Como o outro se faz presente na vida do indivíduo desde seu estágio mais precoce até a vida adulta, ele procura na alteridade a satisfação para os seus anseios. O desamparo revela- se quando o sujeito sente-se sem ajuda e não encontra um alguém para endereçar suas expectativas. Entretanto, ao ser correspondido, como o foram Clarisse e Raul, o sujeito é capaz de vencer a sensação de abandono e sublimar através de ações sociais positivas e do processo de criação. Concluímos, assim, que o outro é capaz de atenuar o sofrimento do ser humano.

A sublimação requer essa relação de alteridade. Nela, haverá sempre um outro a quem o sujeito endereçará sua criação, e com quem ela será compartilhada, mesmo que de forma anônima. Assim, ela exige do indivíduo um reconhecimento e uma aceitação de sua feminilidade e do seu desamparo e, ao mesmo tempo, uma abertura ao outro.

O segundo caminho que encontramos para aplacar a dor do sujeito frente ao desamparo é a criação. Vimos que a feminilidade é uma potência capaz de oferecer a ele múltiplas possibilidades. Articulando os conceitos de desamparo, feminilidade e criação, a partir das reflexões de Birman, entendemos que através da sublimação e da experiência da criação (o que requer uma relação de alteridade), o indivíduo pode construir, para ele, novos caminhos, dando novos destinos às pulsões de vida e de morte.

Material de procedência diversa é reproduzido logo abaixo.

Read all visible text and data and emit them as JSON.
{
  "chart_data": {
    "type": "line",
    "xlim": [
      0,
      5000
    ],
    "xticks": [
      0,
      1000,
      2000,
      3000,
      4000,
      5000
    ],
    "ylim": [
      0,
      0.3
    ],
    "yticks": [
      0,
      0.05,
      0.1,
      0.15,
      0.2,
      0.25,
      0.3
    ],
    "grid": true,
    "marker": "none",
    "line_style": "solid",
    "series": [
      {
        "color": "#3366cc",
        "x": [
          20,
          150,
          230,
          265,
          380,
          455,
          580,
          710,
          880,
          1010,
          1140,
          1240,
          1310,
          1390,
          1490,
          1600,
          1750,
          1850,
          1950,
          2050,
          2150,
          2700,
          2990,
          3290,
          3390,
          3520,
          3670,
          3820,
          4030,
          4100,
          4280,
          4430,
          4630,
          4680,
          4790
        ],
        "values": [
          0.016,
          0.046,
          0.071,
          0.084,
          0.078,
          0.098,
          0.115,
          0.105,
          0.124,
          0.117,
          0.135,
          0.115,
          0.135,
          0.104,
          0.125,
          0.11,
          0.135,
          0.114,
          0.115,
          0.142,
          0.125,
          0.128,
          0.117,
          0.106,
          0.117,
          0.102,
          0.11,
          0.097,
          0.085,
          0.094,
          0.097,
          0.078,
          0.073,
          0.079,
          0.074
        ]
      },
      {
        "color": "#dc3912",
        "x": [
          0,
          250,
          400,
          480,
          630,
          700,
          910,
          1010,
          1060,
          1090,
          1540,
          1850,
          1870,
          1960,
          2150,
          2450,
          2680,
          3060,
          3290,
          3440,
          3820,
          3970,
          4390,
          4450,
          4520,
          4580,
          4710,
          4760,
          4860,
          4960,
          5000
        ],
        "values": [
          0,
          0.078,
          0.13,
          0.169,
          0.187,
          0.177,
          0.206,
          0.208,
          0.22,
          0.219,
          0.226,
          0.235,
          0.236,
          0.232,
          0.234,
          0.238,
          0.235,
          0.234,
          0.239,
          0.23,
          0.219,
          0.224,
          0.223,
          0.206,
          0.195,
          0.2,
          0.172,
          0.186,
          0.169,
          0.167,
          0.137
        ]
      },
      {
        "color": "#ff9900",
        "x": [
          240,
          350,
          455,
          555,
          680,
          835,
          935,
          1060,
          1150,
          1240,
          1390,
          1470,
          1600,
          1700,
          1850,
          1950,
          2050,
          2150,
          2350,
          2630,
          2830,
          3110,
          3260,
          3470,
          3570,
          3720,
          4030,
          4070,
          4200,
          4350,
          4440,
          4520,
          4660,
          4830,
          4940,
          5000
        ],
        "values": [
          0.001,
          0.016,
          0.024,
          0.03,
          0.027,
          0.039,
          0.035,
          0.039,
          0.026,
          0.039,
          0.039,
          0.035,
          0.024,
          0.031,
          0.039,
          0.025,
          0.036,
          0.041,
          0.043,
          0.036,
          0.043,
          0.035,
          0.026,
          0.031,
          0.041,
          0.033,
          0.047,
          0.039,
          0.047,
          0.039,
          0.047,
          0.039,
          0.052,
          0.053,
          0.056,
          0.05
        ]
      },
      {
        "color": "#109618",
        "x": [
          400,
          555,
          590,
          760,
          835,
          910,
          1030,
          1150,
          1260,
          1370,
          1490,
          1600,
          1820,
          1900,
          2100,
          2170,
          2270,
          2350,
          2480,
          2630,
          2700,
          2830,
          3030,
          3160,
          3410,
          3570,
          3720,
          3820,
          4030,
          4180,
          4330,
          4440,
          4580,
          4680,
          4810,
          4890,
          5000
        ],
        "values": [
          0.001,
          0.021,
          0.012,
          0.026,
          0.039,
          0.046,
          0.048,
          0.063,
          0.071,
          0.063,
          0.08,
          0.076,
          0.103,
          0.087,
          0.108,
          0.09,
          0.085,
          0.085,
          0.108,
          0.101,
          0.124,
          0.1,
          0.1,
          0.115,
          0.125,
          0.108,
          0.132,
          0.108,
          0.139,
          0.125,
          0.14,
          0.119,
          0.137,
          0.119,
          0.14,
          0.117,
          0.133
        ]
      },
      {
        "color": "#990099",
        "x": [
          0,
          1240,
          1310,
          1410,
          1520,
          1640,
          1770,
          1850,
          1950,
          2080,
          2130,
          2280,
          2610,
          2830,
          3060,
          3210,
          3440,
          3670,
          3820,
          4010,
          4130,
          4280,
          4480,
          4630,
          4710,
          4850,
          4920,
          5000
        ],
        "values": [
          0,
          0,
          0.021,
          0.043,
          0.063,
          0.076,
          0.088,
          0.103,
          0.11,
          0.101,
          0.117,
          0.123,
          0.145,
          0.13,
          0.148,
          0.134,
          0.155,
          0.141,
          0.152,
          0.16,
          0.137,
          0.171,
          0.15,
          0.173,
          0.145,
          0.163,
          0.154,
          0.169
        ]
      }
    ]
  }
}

Clarisse e Raul criam, e através de sua arte, encontram um consolo para suas frustrações com o mundo. Ela, através da escrita e ele, da pintura, buscam na alteridade e no processo criativo formas de escapar ao desamparo e conseguem ultrapassá-lo. Acolhem suas imperfeições e fragilidades, intrínsecas à sua feminilidade, redirecionando suas pulsões para algo positivo. Inês Pedrosa mostra que, no amor do outro e na arte, eles encontram alento, conseguem sublimar e, de certa forma, vencem a condição de desamparo.

BIBLIOGRAFIA

ANDRÉ, Jaques. Entre angústia e desamparo. Revista Ágora, v. IV – n°2 – jul/dez 2001 (pág. 95-109)

ARÁN, Márcia. A singularização adiada: o feminino na civilização moderna. In Feminilidades. Org. Joel Birman. Rio de Janeiro: Contra Capa livraria, 2002.

BIRMAN, Joel. Cartografias do feminino. São Paulo: Editora 34, 1999.

_____Gramáticas do erotismo: A feminilidade e as suas formas de subjetivação em psicanálise. 2°ed. Rio de Janeiro: Civilização Brasileira, 2016.

_____O sujeito na contemporaneidade: espaço, dor e desalento na atualidade. Rio de Janeiro: Civilização Brasileira, 2014.

_____Feminilidades. Org. Joel Birman. Rio de Janeiro: Contra Capa Livraria, 2002.